Insa Eschebach erläutert anschließend die unterschiedlichen Geschlechterbilder, die im Frauenkonzentrationslager Ravensbrück unter den weiblichen KZ-Häftlingen vorherrschten. Des Weiteren setzt sie sich kritisch mit der Darstellung der Frauen von Ravensbrück als friedliebende, entsexualisierte Frauen und Mütter auseinander, die in der Nachkriegszeit zu einer zentralen Figur des Ravensbrücker Gedächtnisses wurden. Prostitution, „Asozialität“, Homosexualität und Kriminalität wurde in den Gedenkstätten lange Zeit nicht thematisiert.
Im letzten Beitrag diskutieren Stefanie Endlich und Corinna Tomberger über das Berliner Homosexuellen-Denkmal. Die ist ein Kubus aus Beton auf einer Lichtung im Berliner Tiergarten. Durch ein kleines Glasfenster blickt man in das unbetretbare Innere des Kubus und erkennt eine Video-Projektion zweier junger, sich innig küssender Männer. Stefanie Endlich beschreibt zunächst die Funktion und die Ästhetik des Denkmals und kontrastiert es mit einigen anderen Homosexuellen-Denkmälern aus dem In- und Ausland. Anschließend erläutert sie die Vorgeschichte des Denkmals und den vorangegangenen Künstlerwettbewerb, der das ausgewählte Denkmal hervorbrachte, und geht anschließend auf die Debatte um das Denkmal ein. Corinna Tomberger greift diese Debatte um das Denkmal kritisch auf. Innerhalb derer wird diskutiert, inwieweit das Denkmal sowohl eines für homosexuelle verfolgte Männer als auch Frauen ist, da es ein küssendes, schwules Paar zeigt und somit nur die männlichen Homosexuellen repräsentiert. Anschließend beschreibt Tomberger die geschichtliche Entwicklung der Schwuleninitiative, die den Anstoß für das Homosexuellen-Denkmal gab.

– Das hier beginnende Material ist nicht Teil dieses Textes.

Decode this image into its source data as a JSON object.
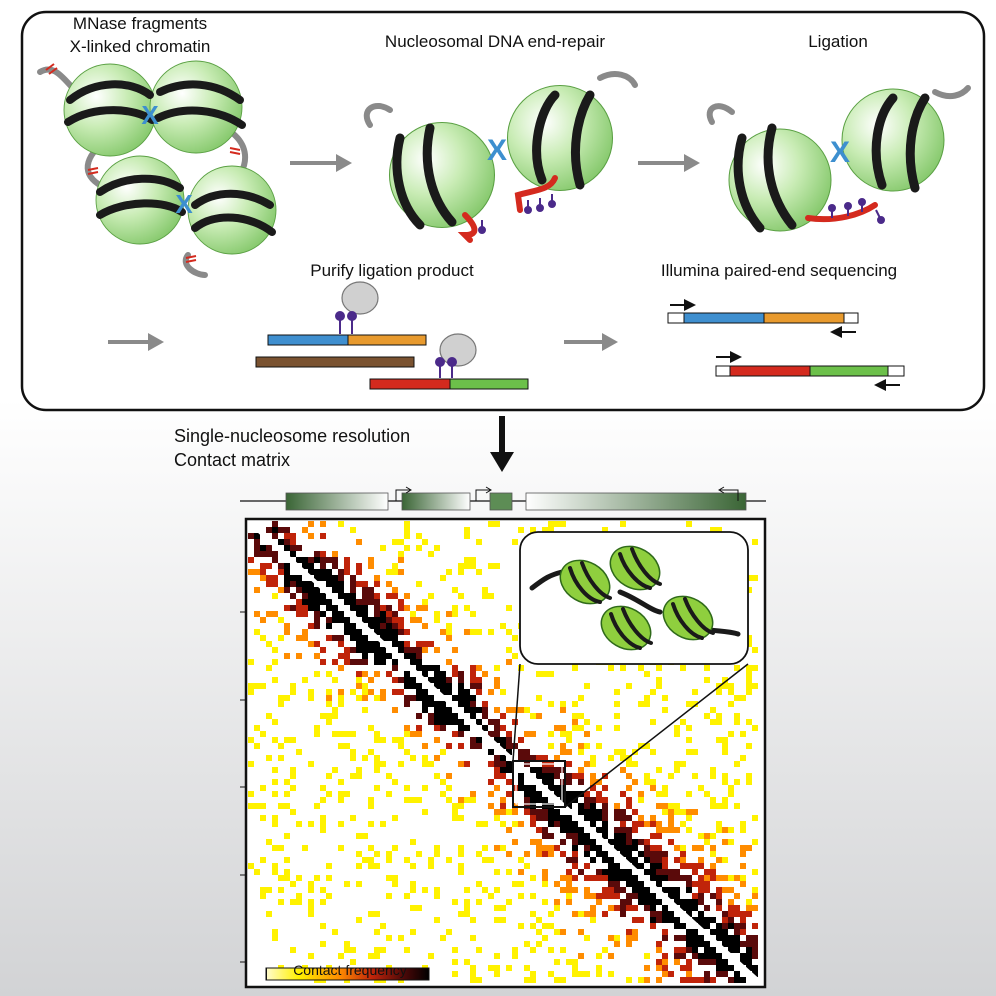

Im dritten Abschnitt wird diskutiert, inwieweit das Berliner Homosexuellen-Denkmal für lesbische Frauen und schwule Männer gleichermaßen steht und inwieweit lesbische Frauen im Dritten Reich verfolgt wurden. Durch die kontroverse Diskussion über das Denkmal wird ein Bogen gespannt, von der Zeit der NS-Opfer in die heutige Zeit, in der homosexuelle Männer und Frauen nach wie vor mit Feindseligkeiten und Ausgrenzung konfrontiert werden.
Die Beiträge des Sammelbandes beschreiben eindringlich und ausführlich die Situation der verfolgten homosexuellen Frauen und Männer. Es wird deutlich, dass homosexuelle Frauen im Dritten Reich zwar verfolgt wurden, aber nicht im selben Ausmaß wie homosexuelle Männer. Die Forschung über die Verfolgung lesbischer Frauen im Nationalsozialismus befindet sich noch in ihren Anfängen.
Der Sammelband eignet sich nicht nur, um über die Verbrechen der Nazis vor rund 70 Jahren „aufzuklären“, sondern auch, um zu zeigen, dass es heute noch immer Personengruppen gibt, die gesellschaftlich benachteiligt und ausgegrenzt werden. Insgesamt ist der Sammelband ein vielfältiges und informelles Nachschlagewerk, das sich für all diejenigen eignet, die sich näher mit dem Thema der Homosexuellenverfolgung im Nationalsozialismus beschäftigen wollen.
Autorin: Annabelle Tscherny
Eschebach, Insa (Hg.): Homophobie und Devianz – weibliche und männliche Homosexualität im Nationalsozialismus. Berlin: Metropol 2012.